Iraq to revive parliament work with increased sessions

Iraq to revive parliament work with increased sessions
2026-01-04T17:24:22+00:00

Shafaq News– Baghdad

Iraq’s parliament is weighing a plan to hold up to eight sessions a month as part of an effort to restore legislative and oversight activity after years of irregular sittings.

The proposal was discussed at a meeting chaired by Speaker Haibet Al-Halbousi, alongside First and Second Deputy Speakers Adnan Fayhan and Farhad Amin Al-Atroshi, according to a statement from the speaker’s office.

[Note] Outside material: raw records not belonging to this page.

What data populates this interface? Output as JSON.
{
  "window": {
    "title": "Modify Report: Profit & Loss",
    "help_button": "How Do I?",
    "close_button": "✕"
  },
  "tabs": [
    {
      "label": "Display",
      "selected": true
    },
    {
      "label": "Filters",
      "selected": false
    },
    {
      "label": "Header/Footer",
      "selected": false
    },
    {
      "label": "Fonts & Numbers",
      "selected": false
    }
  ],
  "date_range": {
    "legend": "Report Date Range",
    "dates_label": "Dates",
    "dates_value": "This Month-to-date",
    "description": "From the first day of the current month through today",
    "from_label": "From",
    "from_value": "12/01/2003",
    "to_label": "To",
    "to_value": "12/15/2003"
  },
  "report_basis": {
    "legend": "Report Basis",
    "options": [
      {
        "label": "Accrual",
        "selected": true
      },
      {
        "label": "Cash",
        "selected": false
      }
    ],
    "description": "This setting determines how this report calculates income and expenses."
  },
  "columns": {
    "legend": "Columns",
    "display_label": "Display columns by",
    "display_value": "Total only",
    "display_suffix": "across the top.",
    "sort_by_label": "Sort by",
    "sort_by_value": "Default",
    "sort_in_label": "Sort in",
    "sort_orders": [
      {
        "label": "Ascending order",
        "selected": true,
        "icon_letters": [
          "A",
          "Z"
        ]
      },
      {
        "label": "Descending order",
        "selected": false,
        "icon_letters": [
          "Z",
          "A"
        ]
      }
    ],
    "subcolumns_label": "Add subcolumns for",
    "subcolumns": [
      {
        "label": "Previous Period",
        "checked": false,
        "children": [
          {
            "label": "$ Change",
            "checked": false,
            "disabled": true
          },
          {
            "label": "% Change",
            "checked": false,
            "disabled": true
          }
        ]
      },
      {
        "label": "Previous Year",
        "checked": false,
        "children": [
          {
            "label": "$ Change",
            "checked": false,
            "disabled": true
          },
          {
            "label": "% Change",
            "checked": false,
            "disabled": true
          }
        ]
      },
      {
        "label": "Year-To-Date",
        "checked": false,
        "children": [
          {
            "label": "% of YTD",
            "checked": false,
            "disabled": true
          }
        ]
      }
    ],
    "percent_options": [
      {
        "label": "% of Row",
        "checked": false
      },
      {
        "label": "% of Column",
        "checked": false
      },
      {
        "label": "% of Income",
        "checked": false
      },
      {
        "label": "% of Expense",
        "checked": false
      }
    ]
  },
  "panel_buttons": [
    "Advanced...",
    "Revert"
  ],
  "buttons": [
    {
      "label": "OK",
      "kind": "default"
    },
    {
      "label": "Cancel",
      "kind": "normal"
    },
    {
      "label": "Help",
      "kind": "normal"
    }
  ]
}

Parliament’s internal regulations require lawmakers to convene eight sessions per month, or 32 sessions during each four-month legislative term. In practice, that target has often gone unmet, with sittings disrupted by political disputes, quorum failures, and prolonged delays in forming committees.

During the fifth parliamentary term from 2022 to 2025, parliament held only about half of the sessions, 132 of 256, mandated by its own rules, according to Shafaq News data, contributing to stalled legislation and weak oversight of the executive.

The renewed push comes after the first session of the newly elected sixth parliament on December 29, 2025, which formally launched the new legislative cycle and set procedural deadlines designated to elect a new President Prime Minister.